Single-family housing goals
FHFA is requesting comment on three alternative approaches for establishing the single-family housing goals for 2015-17: ​
- Alternative (1) – Use the current two-step process, which involves setting both a prospective benchmark level and a retrospective market level measure based on Home Mortgage Disclosure Act data;
- Alternative (2) – Set only prospective benchmark levels; and
- Alternative (3) – Use only the retrospective market level measure.
FHFA has proposed single-family benchmark levels for 2015-17 that the agency would consider adopting under Alternative (1).

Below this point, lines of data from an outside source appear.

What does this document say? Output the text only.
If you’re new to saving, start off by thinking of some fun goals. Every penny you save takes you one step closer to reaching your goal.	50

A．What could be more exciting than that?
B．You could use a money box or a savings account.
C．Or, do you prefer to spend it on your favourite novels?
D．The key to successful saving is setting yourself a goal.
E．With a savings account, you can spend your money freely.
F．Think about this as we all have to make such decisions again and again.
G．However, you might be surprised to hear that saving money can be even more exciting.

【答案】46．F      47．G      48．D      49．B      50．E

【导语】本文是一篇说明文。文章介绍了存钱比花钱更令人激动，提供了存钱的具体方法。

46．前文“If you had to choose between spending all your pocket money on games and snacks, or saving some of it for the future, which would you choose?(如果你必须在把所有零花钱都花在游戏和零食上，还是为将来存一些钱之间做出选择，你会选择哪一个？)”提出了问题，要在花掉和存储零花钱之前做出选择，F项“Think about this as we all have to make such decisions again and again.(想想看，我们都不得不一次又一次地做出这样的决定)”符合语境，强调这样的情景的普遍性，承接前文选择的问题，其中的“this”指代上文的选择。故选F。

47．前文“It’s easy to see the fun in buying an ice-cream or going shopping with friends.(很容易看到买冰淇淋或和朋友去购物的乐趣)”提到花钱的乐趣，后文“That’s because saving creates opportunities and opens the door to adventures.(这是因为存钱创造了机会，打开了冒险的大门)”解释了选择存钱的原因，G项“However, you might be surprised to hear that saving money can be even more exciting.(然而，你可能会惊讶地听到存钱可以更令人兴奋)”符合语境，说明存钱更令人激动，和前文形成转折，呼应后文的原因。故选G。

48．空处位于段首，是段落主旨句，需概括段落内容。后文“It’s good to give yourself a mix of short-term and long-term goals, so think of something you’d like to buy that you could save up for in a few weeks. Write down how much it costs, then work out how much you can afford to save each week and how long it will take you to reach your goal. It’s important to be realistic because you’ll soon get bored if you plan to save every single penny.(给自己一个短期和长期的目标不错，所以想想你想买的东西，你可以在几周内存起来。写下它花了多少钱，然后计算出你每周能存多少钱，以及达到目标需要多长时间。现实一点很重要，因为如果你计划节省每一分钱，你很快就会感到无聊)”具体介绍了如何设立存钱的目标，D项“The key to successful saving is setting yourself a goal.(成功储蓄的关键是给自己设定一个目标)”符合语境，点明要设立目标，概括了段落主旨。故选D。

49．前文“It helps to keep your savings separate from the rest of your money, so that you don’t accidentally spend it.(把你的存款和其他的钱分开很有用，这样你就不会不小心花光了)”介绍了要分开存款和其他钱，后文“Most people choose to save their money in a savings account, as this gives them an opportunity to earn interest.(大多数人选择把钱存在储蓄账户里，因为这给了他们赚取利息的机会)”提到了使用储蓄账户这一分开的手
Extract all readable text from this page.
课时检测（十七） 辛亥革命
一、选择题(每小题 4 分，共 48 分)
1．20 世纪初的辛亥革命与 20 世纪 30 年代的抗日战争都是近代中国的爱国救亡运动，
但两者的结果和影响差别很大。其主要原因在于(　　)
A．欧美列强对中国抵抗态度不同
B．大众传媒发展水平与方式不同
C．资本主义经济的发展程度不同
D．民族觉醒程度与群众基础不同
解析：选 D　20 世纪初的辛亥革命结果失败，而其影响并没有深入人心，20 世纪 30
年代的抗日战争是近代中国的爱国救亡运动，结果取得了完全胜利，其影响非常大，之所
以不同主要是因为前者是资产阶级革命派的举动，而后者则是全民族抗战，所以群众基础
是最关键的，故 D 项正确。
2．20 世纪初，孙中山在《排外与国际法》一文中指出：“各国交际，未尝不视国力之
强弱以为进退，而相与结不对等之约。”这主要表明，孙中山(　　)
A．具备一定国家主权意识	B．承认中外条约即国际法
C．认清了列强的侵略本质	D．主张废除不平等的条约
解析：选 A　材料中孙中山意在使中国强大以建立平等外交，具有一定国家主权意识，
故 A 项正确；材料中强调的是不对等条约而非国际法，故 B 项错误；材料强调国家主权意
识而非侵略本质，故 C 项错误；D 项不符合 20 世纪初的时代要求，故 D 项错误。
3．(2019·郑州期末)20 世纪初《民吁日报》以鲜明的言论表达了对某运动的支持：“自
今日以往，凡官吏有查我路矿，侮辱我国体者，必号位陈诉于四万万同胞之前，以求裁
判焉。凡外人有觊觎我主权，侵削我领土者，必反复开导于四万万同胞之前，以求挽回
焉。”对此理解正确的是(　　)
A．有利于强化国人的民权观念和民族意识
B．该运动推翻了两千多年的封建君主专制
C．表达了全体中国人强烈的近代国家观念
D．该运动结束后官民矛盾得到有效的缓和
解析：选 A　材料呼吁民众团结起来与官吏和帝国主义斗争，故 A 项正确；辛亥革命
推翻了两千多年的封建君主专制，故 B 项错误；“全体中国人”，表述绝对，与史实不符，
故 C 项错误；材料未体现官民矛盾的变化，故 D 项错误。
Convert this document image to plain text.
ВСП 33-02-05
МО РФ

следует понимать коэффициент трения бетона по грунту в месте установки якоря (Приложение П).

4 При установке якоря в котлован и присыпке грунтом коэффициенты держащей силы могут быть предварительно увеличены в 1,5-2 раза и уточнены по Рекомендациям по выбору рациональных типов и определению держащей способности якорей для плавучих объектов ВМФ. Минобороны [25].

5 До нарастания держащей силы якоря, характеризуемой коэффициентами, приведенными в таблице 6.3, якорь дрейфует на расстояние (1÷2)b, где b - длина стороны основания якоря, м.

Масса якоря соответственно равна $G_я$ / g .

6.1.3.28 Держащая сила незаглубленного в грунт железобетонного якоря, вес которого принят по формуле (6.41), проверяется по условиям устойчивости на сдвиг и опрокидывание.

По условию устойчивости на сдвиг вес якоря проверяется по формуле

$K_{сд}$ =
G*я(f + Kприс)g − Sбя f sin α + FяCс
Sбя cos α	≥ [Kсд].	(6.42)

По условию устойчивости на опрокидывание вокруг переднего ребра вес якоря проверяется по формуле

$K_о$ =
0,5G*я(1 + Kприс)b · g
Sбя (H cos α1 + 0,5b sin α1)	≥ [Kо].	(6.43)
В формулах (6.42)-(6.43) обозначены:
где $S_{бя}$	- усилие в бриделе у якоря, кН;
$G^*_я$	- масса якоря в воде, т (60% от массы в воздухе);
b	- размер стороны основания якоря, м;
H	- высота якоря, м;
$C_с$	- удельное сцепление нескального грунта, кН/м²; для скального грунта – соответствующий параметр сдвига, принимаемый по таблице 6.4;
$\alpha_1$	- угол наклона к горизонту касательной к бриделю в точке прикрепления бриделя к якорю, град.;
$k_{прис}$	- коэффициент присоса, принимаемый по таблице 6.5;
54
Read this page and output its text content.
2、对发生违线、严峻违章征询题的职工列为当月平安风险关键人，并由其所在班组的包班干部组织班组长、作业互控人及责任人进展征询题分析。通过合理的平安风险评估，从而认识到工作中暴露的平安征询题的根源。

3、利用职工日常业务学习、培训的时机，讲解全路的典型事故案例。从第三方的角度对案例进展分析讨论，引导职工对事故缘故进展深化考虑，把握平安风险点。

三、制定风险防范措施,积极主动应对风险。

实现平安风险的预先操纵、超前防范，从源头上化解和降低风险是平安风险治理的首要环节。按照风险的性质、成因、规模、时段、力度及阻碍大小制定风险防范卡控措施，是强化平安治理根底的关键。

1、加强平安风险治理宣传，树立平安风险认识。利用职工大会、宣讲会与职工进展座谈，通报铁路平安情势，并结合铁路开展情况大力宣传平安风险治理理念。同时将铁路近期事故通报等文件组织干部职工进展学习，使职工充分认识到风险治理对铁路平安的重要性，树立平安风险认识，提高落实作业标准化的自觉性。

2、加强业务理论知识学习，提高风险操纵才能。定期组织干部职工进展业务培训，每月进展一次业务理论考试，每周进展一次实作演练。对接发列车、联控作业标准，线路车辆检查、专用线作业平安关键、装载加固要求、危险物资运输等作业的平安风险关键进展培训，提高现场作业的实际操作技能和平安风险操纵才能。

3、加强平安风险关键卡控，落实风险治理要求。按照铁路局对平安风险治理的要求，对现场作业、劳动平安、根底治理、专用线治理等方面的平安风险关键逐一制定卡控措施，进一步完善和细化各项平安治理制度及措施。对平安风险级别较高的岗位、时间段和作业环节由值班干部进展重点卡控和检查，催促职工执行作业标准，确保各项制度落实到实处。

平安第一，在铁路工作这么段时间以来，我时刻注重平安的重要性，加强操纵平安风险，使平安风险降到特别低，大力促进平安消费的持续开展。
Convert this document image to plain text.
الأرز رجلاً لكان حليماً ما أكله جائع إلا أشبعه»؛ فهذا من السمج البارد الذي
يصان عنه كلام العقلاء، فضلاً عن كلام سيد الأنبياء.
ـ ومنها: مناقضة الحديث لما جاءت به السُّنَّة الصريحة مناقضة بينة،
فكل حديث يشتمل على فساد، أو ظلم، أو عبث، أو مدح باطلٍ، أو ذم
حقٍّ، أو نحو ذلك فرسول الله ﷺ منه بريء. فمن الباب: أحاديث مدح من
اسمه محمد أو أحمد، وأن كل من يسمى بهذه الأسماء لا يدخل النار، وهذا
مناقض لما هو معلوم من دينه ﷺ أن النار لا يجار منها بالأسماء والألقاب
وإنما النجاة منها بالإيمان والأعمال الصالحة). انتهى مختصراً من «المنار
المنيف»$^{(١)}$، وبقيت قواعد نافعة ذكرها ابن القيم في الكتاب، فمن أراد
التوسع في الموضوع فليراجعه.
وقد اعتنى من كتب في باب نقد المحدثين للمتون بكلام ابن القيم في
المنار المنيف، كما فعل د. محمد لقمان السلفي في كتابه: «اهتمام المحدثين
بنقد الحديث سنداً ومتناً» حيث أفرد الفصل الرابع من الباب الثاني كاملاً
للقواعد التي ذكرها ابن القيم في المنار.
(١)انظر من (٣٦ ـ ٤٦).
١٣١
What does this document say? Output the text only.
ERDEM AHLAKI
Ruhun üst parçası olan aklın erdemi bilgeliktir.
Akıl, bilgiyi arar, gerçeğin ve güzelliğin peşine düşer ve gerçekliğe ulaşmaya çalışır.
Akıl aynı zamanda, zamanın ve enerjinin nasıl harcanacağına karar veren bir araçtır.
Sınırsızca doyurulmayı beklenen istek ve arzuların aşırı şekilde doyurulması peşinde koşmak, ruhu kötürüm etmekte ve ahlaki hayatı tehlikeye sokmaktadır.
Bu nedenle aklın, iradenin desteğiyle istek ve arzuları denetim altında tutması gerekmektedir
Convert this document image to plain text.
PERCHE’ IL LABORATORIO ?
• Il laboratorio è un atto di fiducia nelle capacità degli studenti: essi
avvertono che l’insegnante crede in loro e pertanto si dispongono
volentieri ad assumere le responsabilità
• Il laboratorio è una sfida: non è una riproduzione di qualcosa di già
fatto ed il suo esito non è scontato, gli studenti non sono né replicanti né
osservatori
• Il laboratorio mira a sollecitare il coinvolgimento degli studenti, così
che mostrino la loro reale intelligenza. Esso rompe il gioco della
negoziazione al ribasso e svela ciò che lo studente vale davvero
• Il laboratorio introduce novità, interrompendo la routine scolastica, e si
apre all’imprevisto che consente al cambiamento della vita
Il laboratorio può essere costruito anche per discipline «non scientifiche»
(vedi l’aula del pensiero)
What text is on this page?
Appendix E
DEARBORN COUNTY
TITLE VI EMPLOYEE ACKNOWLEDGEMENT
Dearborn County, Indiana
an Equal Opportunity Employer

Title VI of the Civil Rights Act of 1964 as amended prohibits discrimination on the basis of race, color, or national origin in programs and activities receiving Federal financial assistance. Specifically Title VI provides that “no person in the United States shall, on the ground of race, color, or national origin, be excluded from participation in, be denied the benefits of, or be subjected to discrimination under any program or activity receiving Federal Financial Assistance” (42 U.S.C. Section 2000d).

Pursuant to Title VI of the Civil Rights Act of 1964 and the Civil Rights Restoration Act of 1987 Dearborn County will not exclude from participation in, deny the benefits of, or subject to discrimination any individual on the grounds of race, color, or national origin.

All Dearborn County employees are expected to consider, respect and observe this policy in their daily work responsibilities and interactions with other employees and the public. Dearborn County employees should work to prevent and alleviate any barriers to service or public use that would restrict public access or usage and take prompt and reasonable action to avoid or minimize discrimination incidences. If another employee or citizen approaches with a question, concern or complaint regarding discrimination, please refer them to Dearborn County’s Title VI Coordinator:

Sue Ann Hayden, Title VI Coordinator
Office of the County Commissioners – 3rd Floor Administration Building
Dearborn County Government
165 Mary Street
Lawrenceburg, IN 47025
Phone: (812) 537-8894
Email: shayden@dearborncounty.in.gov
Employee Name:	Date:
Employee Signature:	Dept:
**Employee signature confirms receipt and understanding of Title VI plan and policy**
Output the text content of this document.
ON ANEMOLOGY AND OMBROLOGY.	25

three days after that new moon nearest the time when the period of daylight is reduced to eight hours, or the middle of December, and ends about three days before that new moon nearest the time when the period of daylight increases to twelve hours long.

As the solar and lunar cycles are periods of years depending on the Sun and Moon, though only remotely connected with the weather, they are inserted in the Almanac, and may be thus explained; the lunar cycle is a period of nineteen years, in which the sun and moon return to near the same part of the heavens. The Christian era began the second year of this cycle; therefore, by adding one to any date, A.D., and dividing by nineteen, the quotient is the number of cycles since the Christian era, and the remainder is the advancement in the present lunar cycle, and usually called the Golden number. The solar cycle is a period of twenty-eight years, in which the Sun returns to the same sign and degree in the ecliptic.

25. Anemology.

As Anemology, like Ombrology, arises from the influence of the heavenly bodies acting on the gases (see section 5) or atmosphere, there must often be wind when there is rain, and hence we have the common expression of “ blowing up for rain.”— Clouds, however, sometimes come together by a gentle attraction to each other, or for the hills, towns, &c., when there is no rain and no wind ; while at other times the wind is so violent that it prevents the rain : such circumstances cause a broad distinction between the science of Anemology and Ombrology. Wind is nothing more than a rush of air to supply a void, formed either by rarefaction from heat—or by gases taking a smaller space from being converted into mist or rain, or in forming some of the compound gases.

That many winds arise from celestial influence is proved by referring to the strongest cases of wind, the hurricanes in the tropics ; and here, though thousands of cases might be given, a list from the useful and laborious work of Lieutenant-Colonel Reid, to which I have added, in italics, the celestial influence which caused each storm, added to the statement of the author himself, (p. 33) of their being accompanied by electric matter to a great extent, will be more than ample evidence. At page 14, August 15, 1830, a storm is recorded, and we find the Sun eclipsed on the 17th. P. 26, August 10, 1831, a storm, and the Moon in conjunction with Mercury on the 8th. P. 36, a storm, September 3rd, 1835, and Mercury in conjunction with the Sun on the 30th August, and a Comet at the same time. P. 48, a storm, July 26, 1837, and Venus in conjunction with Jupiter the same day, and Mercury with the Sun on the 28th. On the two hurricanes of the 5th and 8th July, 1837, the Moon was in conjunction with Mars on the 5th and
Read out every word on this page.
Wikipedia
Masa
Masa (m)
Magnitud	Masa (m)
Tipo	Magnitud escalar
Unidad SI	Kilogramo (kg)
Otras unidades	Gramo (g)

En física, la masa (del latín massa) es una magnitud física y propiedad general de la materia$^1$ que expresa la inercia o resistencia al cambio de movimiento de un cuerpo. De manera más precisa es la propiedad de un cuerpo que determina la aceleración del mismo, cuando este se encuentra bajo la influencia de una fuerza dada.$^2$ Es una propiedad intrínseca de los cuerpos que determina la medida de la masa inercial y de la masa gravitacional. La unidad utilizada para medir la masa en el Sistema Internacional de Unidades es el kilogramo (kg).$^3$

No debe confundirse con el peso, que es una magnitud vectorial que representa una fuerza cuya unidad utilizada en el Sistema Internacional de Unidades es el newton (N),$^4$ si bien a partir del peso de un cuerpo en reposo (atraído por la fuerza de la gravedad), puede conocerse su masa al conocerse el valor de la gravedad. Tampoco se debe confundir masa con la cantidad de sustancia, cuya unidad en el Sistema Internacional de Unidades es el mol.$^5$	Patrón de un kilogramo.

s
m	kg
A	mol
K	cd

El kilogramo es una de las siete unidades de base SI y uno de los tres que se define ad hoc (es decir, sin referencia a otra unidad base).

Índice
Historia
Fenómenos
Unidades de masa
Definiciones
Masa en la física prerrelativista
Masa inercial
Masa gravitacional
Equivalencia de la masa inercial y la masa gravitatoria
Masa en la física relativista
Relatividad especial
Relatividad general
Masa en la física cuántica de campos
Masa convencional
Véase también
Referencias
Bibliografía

FHFA’s proposal would keep the benchmarks for purchase goals at current levels for low and very low-income families (23 percent of overall single-family purchases and 7 percent, respectively) to encourage Fannie Mae and Freddie Mac to promote safe and sound lending to lower-income borrowers.​
The low-income areas home purchase subgoal was increased from 11 percent in 2014 up to 14 percent in 2015-17. The low-income families refinance goal increased from 20 percent in 2014 to 27 percent in 2015-17.
If FHFA were to adopt Alternative (2), the agency would consider adopting single-family benchmark levels in the final rule that are lower than the proposed levels. Alternative (3) would not involve setting a prospective benchmark level.
Multifamily housing goals
The proposed rule also includes benchmark levels for multifamily housing goals and, for the first time, would establish a subgoal for small multifamily properties (5-50 units) affordable to low-income families.
FHFA’s proposed multifamily benchmark levels would be the same for Fannie Mae and gradually would increase for Freddie Mac: Fannie’s goal for multifamily units for low-income families would remain at 250,000, and its goal for very low-income families would remain at 60,000 from 2014-17. Freddie’s multifamily goal for low-income families increases by 10,000 units per year (from 200,000 in 2014 to 230,000 in 2017), and its goal for multifamily units for very low-income families increases slightly per year (from 40,000 in 2014 to 50,000 in 2017).
These levels would require Fannie and Freddie to continue to support affordable multifamily housing despite the expectation that the government sponsored enterprises’ overall multifamily market share will continue to decline in the coming years because of increased participation by the private sector in the multifamily market.
FHFA also is requesting comment on whether multifamily housing goals credit should be allowed for blanket loans on manufactured housing communities.